Anthony Davis, Giannis Antetokounmpo, Joel Embiid, Rudy Gobert ou encore Brook Lopez. Cette saison, ils sont nombreux à prétendre au trophée de défenseur de l’année et deux favoris se dégagent…

La NBA est désormais suspendue alors que le dernier quart de la saison battait son plein. Avec cette pause d’un mois minimum, l’occasion est venue de faire un point sur les récompenses individuelles. Après celles décernées à la meilleure progression et au meilleur 6e homme, place à celle offerte au meilleur défenseur. Et il devrait, logiquement, y avoir un nouveau lauréat. « Defensive player of the year (DPOY) » lors des deux derniers exercices, Rudy Gobert pourrait bien laisser sa couronne à un membre des Bucks ou des Lakers.

En effet, à l’heure actuelle, Anthony Davis et Giannis Antetokounmpo font figure de principaux favoris à la succession de « Gobzilla ».
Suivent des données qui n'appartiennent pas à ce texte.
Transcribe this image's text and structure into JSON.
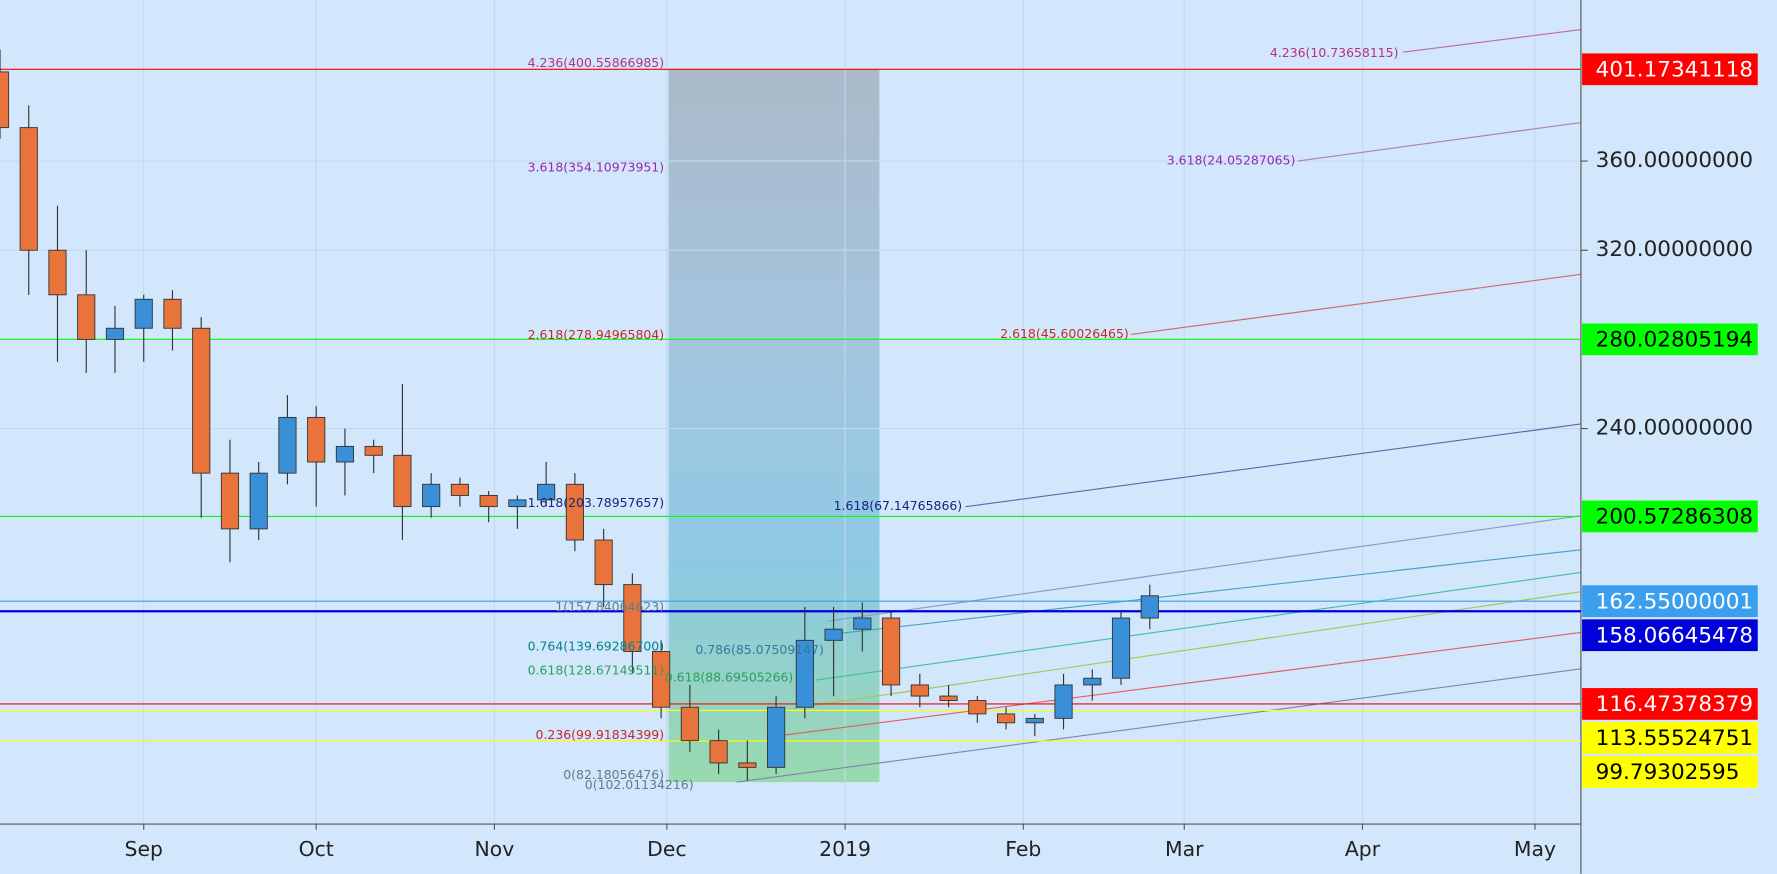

L’été dernier, « AD » débarquait à Los Angeles avec un objectif en tête : glaner le titre de meilleur défenseur de l’année. Le moins que l’on puisse dire, c’est qu’il a joint les actes à la parole, son impact étant immédiat dans ce secteur de jeu. Habitués à prendre l’eau défensivement depuis plusieurs saisons, les « Purple and Gold » sont très vite devenus l’une des défenses les plus réputées du pays, affichant la meilleure moyenne de contres (6.8) de NBA et n’encaissant ‘que’ 105.6 points sur 100 possessions. À la mi-mars, seuls les Bucks (101.9) et les Raptors (105.2) possèdent un Defensive rating plus élevé que celui des Californiens en 2019-20.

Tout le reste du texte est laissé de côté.